Future of FCRA Interpretation and Enforcement

The newly created CFPB is now the primary agency responsible for interpreting the FCRA. The CFPB is vested with exclusive rulemaking authority over all federal consumer financial law – this includes the authority to issue rules under existing consumer protection statutes such as the FCRA (with limited exceptions) as well as new rules to prohibit unfair, deceptive or abusive acts or practices. The primary role of the CFPB will be supervision in order to “prevent harm to consumers from unlawful financial practices and ensure that markets for consumer financial products and services are fair, transparent, and competitive.” To accomplish this, CFPB is assembling a team of examiners that will directly observe the business practices of entities subject to CFPB jurisdiction.
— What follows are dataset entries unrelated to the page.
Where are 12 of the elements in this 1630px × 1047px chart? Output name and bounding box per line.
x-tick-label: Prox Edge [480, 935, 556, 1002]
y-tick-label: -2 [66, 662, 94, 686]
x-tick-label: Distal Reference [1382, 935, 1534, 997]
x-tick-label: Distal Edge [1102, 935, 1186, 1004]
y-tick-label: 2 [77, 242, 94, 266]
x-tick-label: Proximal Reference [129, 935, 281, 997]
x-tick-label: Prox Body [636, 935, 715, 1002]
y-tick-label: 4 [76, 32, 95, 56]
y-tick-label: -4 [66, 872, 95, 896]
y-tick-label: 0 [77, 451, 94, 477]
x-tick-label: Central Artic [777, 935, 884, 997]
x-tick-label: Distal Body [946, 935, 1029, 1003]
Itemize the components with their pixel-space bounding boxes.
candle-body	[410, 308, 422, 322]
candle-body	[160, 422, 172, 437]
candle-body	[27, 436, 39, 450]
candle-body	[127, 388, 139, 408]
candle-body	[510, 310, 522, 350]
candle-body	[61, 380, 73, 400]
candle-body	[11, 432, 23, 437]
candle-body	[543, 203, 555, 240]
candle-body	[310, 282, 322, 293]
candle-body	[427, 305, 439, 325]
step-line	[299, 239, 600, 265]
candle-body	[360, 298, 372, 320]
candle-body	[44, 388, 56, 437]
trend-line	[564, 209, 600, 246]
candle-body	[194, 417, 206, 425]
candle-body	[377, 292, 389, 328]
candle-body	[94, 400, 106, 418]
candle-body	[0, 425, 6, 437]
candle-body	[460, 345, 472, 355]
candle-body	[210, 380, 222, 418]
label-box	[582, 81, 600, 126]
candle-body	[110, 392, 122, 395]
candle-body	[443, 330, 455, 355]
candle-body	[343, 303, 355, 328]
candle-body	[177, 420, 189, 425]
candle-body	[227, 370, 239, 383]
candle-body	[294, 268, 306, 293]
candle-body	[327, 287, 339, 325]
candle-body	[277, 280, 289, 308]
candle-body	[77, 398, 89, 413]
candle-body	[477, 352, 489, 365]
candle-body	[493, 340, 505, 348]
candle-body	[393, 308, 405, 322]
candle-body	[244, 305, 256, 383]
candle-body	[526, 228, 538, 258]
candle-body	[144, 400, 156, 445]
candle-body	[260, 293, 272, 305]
Examiners will assess institutions’ compliance with the FCRA and other federal consumer protection laws. According to the CFPB website, the agency will require businesses to change their practices to comply with the law and may also “require improved employee training, implementation of better policies and procedures or quality controls, and in more serious cases, monetary compensation to consumers.”

Since the adoption of the FCRA, the FTC has enforced the Act at the federal level by bringing enforcement actions against CRAs, entities that furnish information to CRAs, and users of consumer reports such as creditors and employers. The CFPB and FTC now have joint FCRA enforcement authority over a host of industries. As we noted in a previous post, the FTC is actively addressing FCRA compliance and we expect its efforts to extend beyond traditional CRAs. Earlier this year the FTC found that Social Intelligence Corporation – an Internet and social media background screening service – is a CRA subject to the FCRA. Like the FTC, we expect the CFPB will broadly interpret and actively enforce the FCRA. In so doing, the CFPB may give heavy weight to the FTC’s interpretations of the FCRA, making the staff report invaluable to businesses handling consumer report information. With new FCRA rules in place and an additional agency tasked with FCRA enforcement, businesses are wise to determine whether they are subject to the FCRA and to consider FCRA compliance.